Mike and I grabbed our gun and mask, and I decided what the hell, grab my camera too. Glad I did. 2 small Mahi zoomed by about 10 feet in front of us when we swam to the log. I tracked the front one, and he started to turn before I pulled the trigger, so I immediately lined on the second one, and with a split second of time to react, pulled the trigger.

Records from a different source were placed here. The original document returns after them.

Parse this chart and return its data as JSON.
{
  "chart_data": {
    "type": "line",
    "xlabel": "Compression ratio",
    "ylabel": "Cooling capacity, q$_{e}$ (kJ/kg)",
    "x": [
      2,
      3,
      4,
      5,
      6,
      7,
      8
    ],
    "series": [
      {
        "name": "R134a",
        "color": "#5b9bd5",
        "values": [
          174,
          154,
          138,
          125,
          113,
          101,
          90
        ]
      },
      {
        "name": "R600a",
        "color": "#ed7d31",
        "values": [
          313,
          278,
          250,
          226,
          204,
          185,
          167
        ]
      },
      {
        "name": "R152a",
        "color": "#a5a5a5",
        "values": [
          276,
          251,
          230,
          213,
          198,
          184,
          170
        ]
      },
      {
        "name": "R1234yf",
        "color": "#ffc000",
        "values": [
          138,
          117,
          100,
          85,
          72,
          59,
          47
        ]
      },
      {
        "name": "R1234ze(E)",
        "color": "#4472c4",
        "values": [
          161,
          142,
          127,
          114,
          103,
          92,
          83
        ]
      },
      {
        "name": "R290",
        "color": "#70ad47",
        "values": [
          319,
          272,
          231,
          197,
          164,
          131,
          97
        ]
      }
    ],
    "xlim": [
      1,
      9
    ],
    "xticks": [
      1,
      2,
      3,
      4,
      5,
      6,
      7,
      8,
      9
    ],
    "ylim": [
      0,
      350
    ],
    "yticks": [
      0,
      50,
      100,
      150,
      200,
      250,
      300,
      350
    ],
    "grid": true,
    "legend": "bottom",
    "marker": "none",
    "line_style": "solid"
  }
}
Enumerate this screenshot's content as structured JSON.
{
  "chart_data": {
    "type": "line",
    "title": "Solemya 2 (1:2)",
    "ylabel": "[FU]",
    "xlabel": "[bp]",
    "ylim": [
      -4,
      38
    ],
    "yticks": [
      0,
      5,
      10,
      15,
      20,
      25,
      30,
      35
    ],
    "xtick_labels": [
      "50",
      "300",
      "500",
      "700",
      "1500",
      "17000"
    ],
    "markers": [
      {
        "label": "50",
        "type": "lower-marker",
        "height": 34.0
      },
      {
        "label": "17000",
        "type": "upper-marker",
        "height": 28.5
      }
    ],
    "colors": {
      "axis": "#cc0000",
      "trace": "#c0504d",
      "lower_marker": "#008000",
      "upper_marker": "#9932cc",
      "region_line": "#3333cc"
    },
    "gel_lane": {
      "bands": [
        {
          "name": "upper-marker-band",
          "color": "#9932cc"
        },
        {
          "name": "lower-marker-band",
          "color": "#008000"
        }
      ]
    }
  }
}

Stone shot right through the head. Only 3 fish I have never shot that I have been wanting to, the 3 pelagics, Mahi, Tuna, and Wahoo. Now I'm proud 2 say, it's only 2 left on the list, which will involve a dive trip to the rigs one day soon.

Great day out

Here's the link to the video.

http://www.vimeo.com/29608282


----------



## feelin' wright (Oct 7, 2007)

Congrats on knocking off one of you items on the bucket list.


----------



## LandlockedJT (Mar 1, 2010)

Nice shot. Did you try for any of the trippletail?


----------



## bbarton13 (May 4, 2009)

awesome, great video as always!


----------



## aroundthehorn (Aug 29, 2010)

Where were y'all?


----------



## coolbluestreak (Jun 27, 2011)

Thanks for another great vid!:thumbsup:
Approx what size was that Aj in length or lbs, I really want to bag one?


----------



## Pierce07 (Nov 13, 2007)

Triple tail are illegal to spear in Florida. Open in Alabama


----------



## bigrick (Sep 29, 2010)

Wirelessly posted

Nice fish. Those things are quick.


----------



## aquatic argobull (Mar 2, 2009)

Takes a hell of a shot to stone a mahi! Good stuff!


----------



## Addict'd (May 17, 2009)

Jealous! All three of those are on the bucket list for me too...Been talking to a Cpt out of Venice, LA and he thinks he may be able to put me on those fish, looking for people to split the cost, if interested hit me up!


----------



## Clay-Doh (Oct 2, 2007)

Thanx guys! Glad you enjoyed it. I was really proud hittin it. Can't wait to get to the rigs and get tuna and wahoo


----------



## jjam (Dec 9, 2007)

Looks like you were in the zone Clay and nailed it perfectly. 

Congrats!:thumbup:

Jimmy


----------



## oxbeast1210 (Jun 21, 2010)

awesome!!!


----------